These apps may be challenging to find, and they may also unknowingly disclose your private information. The researchers issued a warning, advising smartphone users to be aware of this problem and take precautions to safeguard their privacy.

They see you: The dangers of spyware apps

The paper’s first author, Enze Alex Liu, cautioned that spyware applications are a “real-life problem.” The group, according to Liu, wished to “raise awareness for everyone, from victims to the research community.”

Spyware apps are frequently promoted as tools to keep track of children’s or employees’ online activity, but they can also be used by abusers to watch their partners.

Spyware applications are made to capture any activity on a victim’s device, including text messages, emails, phone calls, and images. Through a web interface, abusers can remotely access this data.

The use of spyware programs has been increasing, according to experts, with a notable spike in downloads and usage over the past few years.

Check your privacy dashboard and the list of all your installed apps in the settings of the device if you suspect that your phone or other device has been infected with spyware. However, these applications can occasionally be challenging to find because they are made with concealment in mind.

The study’s analysis of 14 popular spyware apps for Android phones was the primary focus of the researchers.

These apps cannot be purchased on Google’s official app store, but you may still download them individually from the internet. The lack of “side-loading” functionality on iPhones reduces the prevalence of spyware software on Apple cellphones.

Decoding spyware apps

Spyware apps run secretly on a device and it can collect a range of sensitive information like your location data, text messages and calls. These apps can even collect audio and video recordings.

A few spyware programs also offer live audio and video streaming. All of this information is subsequently transmitted to the abuser via the designated web spyware gateway.

The researchers discovered that spyware programs employ a variety of methods to gather user data covertly.Some apps even have the ability to send live video from the device’s camera to the spyware server using covert browsers.

Other applications use the device’s microphone or speaker to record phone calls. Some apps may utilize accessibility features intended for users who are blind or visually impaired to record keystrokes and other private data from users.

On your smartphone, spyware applications can also “hide” themselves. They have two options: either they don’t show up in the app launcher, or they pose as benign icons like “Wi-Fi.”

Several apps will execute these orders regardless of the source, and some apps will take commands over SMS messages. In dire circumstances, a hacker is capable of remotely wiping the victim’s phone.

Data security is still another important issue.Many spyware programs communicate the data they have obtained through unencrypted connections, leaving them open to being intercepted by other hackers.

Some apps keep this information in publicly accessible URLs, making it available to anybody with the link. Other applications will continue to save private information even after you deactivate your account or stop using them.

How to protect yourself from spyware

The researchers cautioned that in order to prevent app icons from hiding on your smartphone, Android devices must enforce stronger restrictions for app icons. Additionally, they advise creating a dashboard so you can quickly keep an eye on programs that launch automatically.

In order to warn users if someone is attempting to record them, the researchers also recommended adding a visible indicator to the user when the microphone or camera is being used by an app.

The impacted app vendors have previously been informed of the researchers’ findings, but they haven’t yet responded.

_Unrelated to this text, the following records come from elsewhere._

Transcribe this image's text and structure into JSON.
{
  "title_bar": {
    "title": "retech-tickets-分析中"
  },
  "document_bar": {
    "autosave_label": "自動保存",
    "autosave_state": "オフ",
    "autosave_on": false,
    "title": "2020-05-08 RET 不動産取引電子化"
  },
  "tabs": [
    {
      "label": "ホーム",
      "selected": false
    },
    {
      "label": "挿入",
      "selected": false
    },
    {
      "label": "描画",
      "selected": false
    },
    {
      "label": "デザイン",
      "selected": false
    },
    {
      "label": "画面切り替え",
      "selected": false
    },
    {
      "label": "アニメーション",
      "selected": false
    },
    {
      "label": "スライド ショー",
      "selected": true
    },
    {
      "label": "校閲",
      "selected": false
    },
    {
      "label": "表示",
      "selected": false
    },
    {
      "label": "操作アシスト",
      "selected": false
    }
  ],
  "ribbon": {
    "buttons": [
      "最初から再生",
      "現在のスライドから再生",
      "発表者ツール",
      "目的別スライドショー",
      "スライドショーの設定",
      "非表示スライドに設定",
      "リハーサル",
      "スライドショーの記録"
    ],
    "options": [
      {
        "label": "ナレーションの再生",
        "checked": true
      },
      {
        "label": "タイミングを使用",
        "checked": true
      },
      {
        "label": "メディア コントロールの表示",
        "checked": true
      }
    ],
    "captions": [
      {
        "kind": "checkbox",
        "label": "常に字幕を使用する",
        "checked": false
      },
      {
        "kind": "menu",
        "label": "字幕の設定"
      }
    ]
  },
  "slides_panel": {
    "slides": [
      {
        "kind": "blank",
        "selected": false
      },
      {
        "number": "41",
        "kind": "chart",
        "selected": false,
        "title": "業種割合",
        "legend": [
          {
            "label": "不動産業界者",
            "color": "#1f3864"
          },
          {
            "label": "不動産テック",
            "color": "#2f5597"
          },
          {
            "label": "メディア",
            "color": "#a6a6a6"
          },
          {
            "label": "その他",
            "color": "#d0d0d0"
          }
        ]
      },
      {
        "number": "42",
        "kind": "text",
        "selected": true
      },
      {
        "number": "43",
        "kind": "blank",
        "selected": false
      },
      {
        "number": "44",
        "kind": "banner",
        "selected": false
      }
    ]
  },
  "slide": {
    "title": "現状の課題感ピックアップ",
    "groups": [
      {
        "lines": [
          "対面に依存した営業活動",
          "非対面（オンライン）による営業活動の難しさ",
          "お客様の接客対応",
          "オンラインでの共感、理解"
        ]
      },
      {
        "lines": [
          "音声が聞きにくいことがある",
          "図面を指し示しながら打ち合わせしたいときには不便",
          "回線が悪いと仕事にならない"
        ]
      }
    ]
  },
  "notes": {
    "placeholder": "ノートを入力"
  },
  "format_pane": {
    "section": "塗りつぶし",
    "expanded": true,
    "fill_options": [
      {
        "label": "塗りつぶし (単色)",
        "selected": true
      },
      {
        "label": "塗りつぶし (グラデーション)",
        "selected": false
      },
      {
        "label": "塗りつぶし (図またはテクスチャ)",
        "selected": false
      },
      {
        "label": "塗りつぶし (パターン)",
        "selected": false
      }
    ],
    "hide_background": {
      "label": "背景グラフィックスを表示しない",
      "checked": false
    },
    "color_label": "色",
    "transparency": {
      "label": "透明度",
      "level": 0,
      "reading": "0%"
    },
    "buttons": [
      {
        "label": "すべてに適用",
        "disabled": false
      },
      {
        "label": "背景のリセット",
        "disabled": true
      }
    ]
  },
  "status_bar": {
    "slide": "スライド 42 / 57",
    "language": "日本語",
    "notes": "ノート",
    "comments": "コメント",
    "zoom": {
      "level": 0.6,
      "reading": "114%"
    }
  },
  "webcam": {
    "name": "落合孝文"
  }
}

The study team made the decision to restrict access to their work to those who can prove a valid need for it in order to prevent misuse.

It takes a team effort from all parties involved, including users, smartphone makers, app shops, and law enforcement organizations, to effectively protect consumers against spyware.

As smartphone users, you must stay vigilant and take steps to protect your privacy.

Here are some tips that will help protect your device from spyware:

Download apps from official app stores

Never download applications from untrusted or unauthorized websites.

Use the Apple App Store or Google Play Store to download apps. Strict security controls are implemented by official app stores to reduce the possibility of programs containing spyware.

Review app permissions

Check the permissions asked during installation when downloading a new app.

If an app requests extra permissions that don’t seem to be necessary for its functionality, look over the app again. An app may be spyware if it demands access to your camera, microphone, or other sensitive data without a valid justification from you while having nothing to do with taking movies or images.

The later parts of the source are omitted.